Japaner in Brüssel: Großer Markt, nicht weiter!

Nach den Anschlägen vom 22. März sitz vor allem den japanischen Touristen in der belgischen Hauptstadt der Schreck im Nacken. Aus Japan kommen seit dem ohnehin nur noch wenige Besucher nach Brüssel, doch jetzt rät eines der größten japanischen Reiseveranstalter seinen Landsleuten dazu, ohne Reiseführer nur noch in der „sicheren Gegend“ um den Großen Markt zu bleiben.“

Die meisten japanischen Touristen besuchen Brüssel traditionell im Frühjahr, doch jetzt haben die Anschläge von 22. März hier für einen Kahlschlag gesorgt. Nur noch wenige Besucher kommen derzeit aus Japan hierher und die, die noch kommen, meiden auf Anraten ihrer Reiseveranstalter das Stadtzentrum.

Eines der japanischen Reisebüros verteilt sogar eine Straßenkarte, auf der eingezeichnet ist, wo es in Brüssel noch sicher ist (Foto oben). Und das ist offenbar nur noch die direkte Umgebung des Großen Marktes. Ohne Reisebegleitung sollten die Japaner am besten noch nicht mal zum Manneken Pïs oder zum Börsenplatz gehen.

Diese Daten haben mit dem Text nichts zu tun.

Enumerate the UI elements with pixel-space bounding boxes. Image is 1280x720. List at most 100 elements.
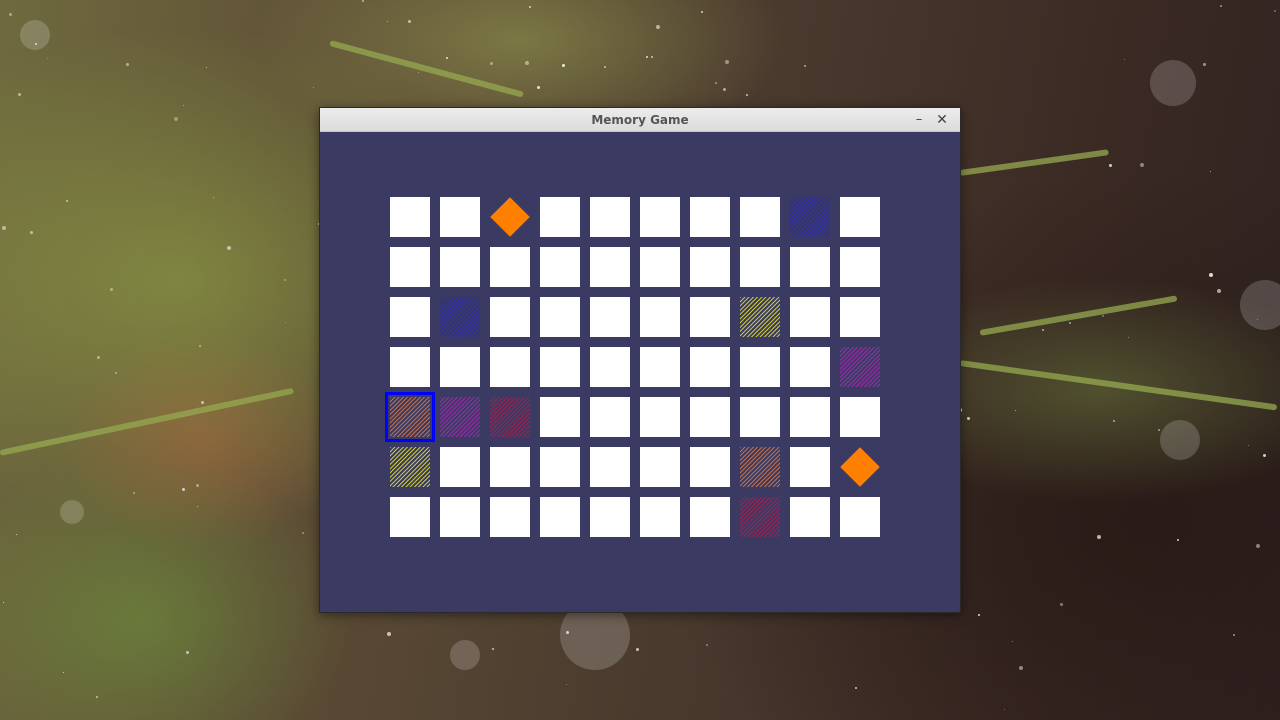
card-facedown[interactable] — [540, 397, 580, 437]
card-facedown[interactable] — [390, 247, 430, 287]
card-facedown[interactable] — [690, 497, 730, 537]
card-facedown[interactable] — [490, 447, 530, 487]
card-facedown[interactable] — [440, 447, 480, 487]
card-lines[interactable] — [840, 347, 880, 387]
snowflake — [1248, 445, 1249, 446]
card-facedown[interactable] — [390, 497, 430, 537]
card-facedown[interactable] — [540, 347, 580, 387]
snowflake — [1233, 634, 1235, 636]
card-facedown[interactable] — [690, 447, 730, 487]
snowflake — [636, 648, 639, 651]
card-facedown[interactable] — [540, 297, 580, 337]
card-lines[interactable] — [740, 297, 780, 337]
snowflake — [47, 58, 48, 59]
card-facedown[interactable] — [790, 447, 830, 487]
snowflake — [30, 231, 33, 234]
card-facedown[interactable] — [390, 297, 430, 337]
card-facedown[interactable] — [690, 247, 730, 287]
card-lines[interactable] — [440, 397, 480, 437]
card-facedown[interactable] — [590, 297, 630, 337]
snowflake — [1217, 289, 1221, 293]
card-facedown[interactable] — [540, 447, 580, 487]
card-facedown[interactable] — [390, 197, 430, 237]
card-facedown[interactable] — [640, 247, 680, 287]
card-lines[interactable] — [440, 297, 480, 337]
card-facedown[interactable] — [490, 497, 530, 537]
card-lines[interactable] — [740, 497, 780, 537]
snowflake — [186, 651, 189, 654]
snowflake — [1102, 315, 1104, 317]
card-facedown[interactable] — [640, 397, 680, 437]
card-facedown[interactable] — [590, 347, 630, 387]
card-facedown[interactable] — [740, 197, 780, 237]
card-facedown[interactable] — [690, 347, 730, 387]
card-diamond[interactable] — [840, 447, 880, 487]
card-facedown[interactable] — [440, 197, 480, 237]
card-lines[interactable] — [390, 447, 430, 487]
close-button[interactable]: ✕ — [933, 111, 951, 129]
card-facedown[interactable] — [790, 247, 830, 287]
card-facedown[interactable] — [440, 497, 480, 537]
snowflake — [701, 11, 703, 13]
snowflake — [1209, 273, 1213, 277]
card-facedown[interactable] — [790, 347, 830, 387]
snowflake — [126, 63, 129, 66]
card-facedown[interactable] — [840, 497, 880, 537]
diamond-shape-icon — [490, 197, 530, 237]
bokeh-light — [20, 20, 50, 50]
card-facedown[interactable] — [640, 347, 680, 387]
snowflake — [525, 61, 529, 65]
diagonal-lines-icon — [390, 447, 430, 487]
card-facedown[interactable] — [490, 297, 530, 337]
card-facedown[interactable] — [840, 197, 880, 237]
card-facedown[interactable] — [390, 347, 430, 387]
diagonal-lines-icon — [740, 447, 780, 487]
snowflake — [537, 86, 540, 89]
card-facedown[interactable] — [590, 397, 630, 437]
minimize-button[interactable]: – — [910, 111, 928, 129]
card-facedown[interactable] — [790, 497, 830, 537]
snowflake — [1015, 410, 1016, 411]
card-facedown[interactable] — [490, 247, 530, 287]
snowflake — [182, 488, 185, 491]
card-facedown[interactable] — [590, 247, 630, 287]
snowflake — [3, 602, 4, 603]
card-lines[interactable] — [790, 197, 830, 237]
card-lines[interactable] — [490, 397, 530, 437]
card-facedown[interactable] — [640, 297, 680, 337]
snowflake — [1274, 10, 1276, 12]
card-facedown[interactable] — [840, 397, 880, 437]
snowflake — [418, 72, 419, 73]
card-facedown[interactable] — [540, 497, 580, 537]
card-facedown[interactable] — [640, 497, 680, 537]
card-facedown[interactable] — [740, 247, 780, 287]
card-diamond[interactable] — [490, 197, 530, 237]
card-facedown[interactable] — [840, 297, 880, 337]
card-facedown[interactable] — [490, 347, 530, 387]
card-facedown[interactable] — [590, 447, 630, 487]
card-facedown[interactable] — [540, 197, 580, 237]
card-lines[interactable] — [740, 447, 780, 487]
card-facedown[interactable] — [590, 497, 630, 537]
card-facedown[interactable] — [840, 247, 880, 287]
card-facedown[interactable] — [640, 447, 680, 487]
card-facedown[interactable] — [690, 397, 730, 437]
card-facedown[interactable] — [640, 197, 680, 237]
snowflake — [1124, 59, 1125, 60]
snowflake — [110, 288, 113, 291]
card-facedown[interactable] — [440, 347, 480, 387]
card-facedown[interactable] — [590, 197, 630, 237]
card-facedown[interactable] — [690, 297, 730, 337]
card-facedown[interactable] — [540, 247, 580, 287]
card-facedown[interactable] — [790, 297, 830, 337]
snowflake — [1069, 322, 1071, 324]
card-facedown[interactable] — [740, 347, 780, 387]
card-lines[interactable] — [385, 392, 435, 442]
diagonal-lines-icon — [740, 297, 780, 337]
bokeh-light — [1150, 60, 1196, 106]
card-facedown[interactable] — [740, 397, 780, 437]
title-bar[interactable]: Memory Game – ✕ — [320, 108, 960, 132]
card-facedown[interactable] — [440, 247, 480, 287]
card-facedown[interactable] — [690, 197, 730, 237]
card-facedown[interactable] — [790, 397, 830, 437]
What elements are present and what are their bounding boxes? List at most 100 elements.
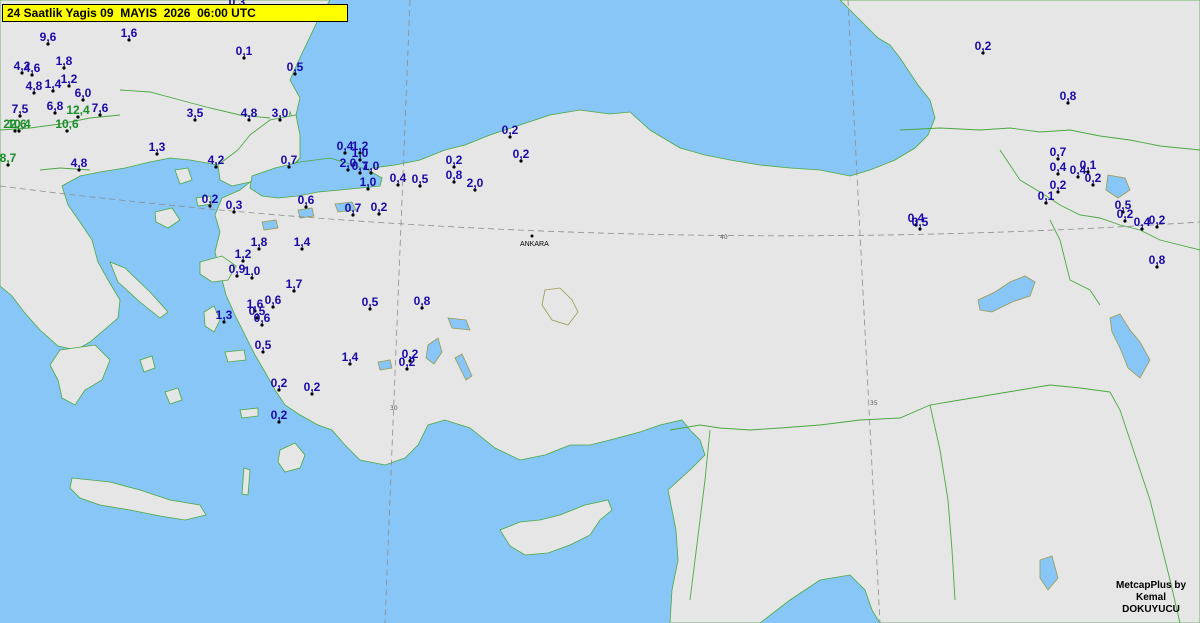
precipitation-value: 10,6	[55, 117, 79, 131]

Für die Brüsseler Stadtführer, die Gastronomie in der Hauptstadt, für die Geschäfte und Souvenirläden und nicht zuletzt auch für Galerien und Museen ist dies ein harter Schlag. Kristien Van Horebeek, eine Stadtführerin, die sich auf Touristen aus Japan spezialisiert hat, glaubt, dass man in Japan kein Risiko eingehen will, wie sie gegenüber der VRT-Nachrichtenredaktion sagte: „Von uns als Stadtführer wird erwartet, dass wir alles mit den Reiseleitern besprechen und bewerten. Wir müssen uns strikt an die Richtlinien zur Freizeit der Touristen halten.“

Wichtiges Einkommen bricht weg

Für die Stadtführer, vor allem die, die sich auf Gäste aus Japan spezialisiert haben, ist die vorliegende Brüssel-Karte des Reiseveranstalters eine Katastrophe. Gerade jetzt im Frühjahr machen sie normalerweise von früh bis spät gute Geschäfte. Jetzt bricht ihnen der wichtigste Teil ihres Jahreseinkommens regelrecht weg.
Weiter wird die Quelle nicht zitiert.